Why run a simulation?

Doing simulations can be a great way to assess how well ASReview performs for your particular purposes. The user can run simulations on previously fully labeled datasets to see how much time is saved by using ASReview.

Doing the simulation

The ASReview simulation mode iterates through the dataset exactly like an ASReview user would, using the inclusions and exclusions as included in the dataset to learn in the active learning cycle. In this way, the entire screening process is replicated.

You can use the simulation mode that is provided with the ASReview package. It can be accessed directly from the command line, for example like:

asreview simulate MY_DATASET.csv --state_file myreview.h5

This performs a simulation of a default active learning model, where MY_DATASET.csv is the path to the fully labeled dataset you wish to simulate on and where myreview.h5 is the file wherein the results will be stored.

More details on specific model and simulation settings can be found in the Simulation options section below. For how to prepare your data, see Prepare your Data.

Analyzing your results

The extensions asreview-statistics and asreview-visualization are useful tools to analyze results. Install them directly from PyPi:

pip install asreview-statistics asreview-visualization

Detailed information can be found on their respective GitHub pages. The following commands should give you at least a basic exploratory idea of the performance of your review:

asreview stat YOUR_DATASET.csv
asreview stat myreview.h5

asreview plot myreview.h5

For an example of the results of a simulation study, see Simulation results.

Simulation options

ASReview provides an extensive simulation interface via the command line. An overview of the options are found on the ASReview command line interface for simulation page. This section highlights some of the more often used options here. When no additional arguments are specified in the asreview simulate command, default settings are used.

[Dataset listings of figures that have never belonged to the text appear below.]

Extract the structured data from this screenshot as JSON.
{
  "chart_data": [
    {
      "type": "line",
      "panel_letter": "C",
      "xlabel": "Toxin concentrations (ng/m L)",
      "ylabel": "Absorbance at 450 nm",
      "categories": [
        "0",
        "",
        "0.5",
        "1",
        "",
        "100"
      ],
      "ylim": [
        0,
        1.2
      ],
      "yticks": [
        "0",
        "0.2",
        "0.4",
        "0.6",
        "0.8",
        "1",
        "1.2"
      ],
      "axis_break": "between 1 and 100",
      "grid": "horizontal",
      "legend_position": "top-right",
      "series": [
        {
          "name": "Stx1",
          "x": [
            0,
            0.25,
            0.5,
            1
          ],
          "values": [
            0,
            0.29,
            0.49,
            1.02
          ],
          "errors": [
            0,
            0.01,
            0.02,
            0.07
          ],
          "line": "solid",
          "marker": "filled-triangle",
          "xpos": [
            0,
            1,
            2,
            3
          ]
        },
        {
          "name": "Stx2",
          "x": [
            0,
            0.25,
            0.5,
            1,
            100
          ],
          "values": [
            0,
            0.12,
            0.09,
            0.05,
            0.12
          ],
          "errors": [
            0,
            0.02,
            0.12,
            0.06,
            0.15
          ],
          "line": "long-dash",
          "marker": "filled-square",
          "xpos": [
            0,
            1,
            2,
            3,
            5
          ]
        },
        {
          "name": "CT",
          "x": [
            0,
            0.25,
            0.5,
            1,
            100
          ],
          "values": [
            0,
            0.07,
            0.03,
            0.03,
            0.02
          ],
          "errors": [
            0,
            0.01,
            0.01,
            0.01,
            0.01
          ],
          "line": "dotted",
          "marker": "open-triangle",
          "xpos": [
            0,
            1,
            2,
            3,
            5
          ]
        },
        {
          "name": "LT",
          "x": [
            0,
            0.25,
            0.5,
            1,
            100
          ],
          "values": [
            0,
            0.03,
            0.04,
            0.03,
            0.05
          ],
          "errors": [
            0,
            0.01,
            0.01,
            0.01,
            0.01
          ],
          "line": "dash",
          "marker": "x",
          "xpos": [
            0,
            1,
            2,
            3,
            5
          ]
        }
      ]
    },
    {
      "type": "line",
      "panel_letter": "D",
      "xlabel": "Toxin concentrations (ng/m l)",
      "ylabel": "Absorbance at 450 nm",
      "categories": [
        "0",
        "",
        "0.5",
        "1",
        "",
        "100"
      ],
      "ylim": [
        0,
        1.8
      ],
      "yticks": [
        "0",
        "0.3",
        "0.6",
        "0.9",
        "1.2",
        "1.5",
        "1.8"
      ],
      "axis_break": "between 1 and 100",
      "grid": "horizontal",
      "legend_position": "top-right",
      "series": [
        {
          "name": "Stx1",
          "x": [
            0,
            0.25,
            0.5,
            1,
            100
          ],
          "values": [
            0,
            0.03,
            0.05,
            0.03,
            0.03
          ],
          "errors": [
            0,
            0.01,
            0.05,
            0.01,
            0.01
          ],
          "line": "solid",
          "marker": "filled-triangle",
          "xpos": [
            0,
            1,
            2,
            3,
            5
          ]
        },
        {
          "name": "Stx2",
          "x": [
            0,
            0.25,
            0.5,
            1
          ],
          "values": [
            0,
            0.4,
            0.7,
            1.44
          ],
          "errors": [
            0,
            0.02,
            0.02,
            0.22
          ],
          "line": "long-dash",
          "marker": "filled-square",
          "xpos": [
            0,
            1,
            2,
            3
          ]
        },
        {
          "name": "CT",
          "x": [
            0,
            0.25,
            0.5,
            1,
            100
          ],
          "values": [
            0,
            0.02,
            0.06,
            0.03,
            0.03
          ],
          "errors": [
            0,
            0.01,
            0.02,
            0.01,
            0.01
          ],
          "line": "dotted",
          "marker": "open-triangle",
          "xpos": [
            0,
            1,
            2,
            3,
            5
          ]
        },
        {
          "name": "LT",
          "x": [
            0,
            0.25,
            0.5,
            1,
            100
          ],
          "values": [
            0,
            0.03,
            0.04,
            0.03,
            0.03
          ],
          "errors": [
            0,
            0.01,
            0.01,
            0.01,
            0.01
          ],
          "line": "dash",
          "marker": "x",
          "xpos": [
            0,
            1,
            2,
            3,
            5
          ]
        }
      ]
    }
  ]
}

To make your simulations reproducible you can use the --seed and --init_seed options. ‘init_seed’ controls the starting set of papers to train the model on, while the ‘seed’ controls the seed of the random number generation that is used after initialization.

By default, the model initializes with one relevant and one irrelevant record. You can set the number of priors by –n_prior_included and –n_prior_excluded. However, if you want to initialize your model with a specific set of starting papers, you can use --prior_idx to select the indices of the papers you want to start the simulation with.

The --n_instances argument controls the number of records that have to be labeled before the model is retrained, and is set at 1 by default. If you want to reduce the number of training iterations, for example to limit the size of your state file and the time to simulate, you can increase --n_instances.

You can select a classifier with the -m flag, which is set to be Naive Bayes by default. Names for implemented classifiers are listed on the :ref :classifiers-table table.

Implemented query strategies are listed on the Query Strategies table and can be set with the -q option.

For feature extraction, supply the -e flag. Default is TF-IDF, more details on the table for Feature Extraction.

The last element that can be changed is the Balance Strategies, and is changed with the -b flag. Default is double balance.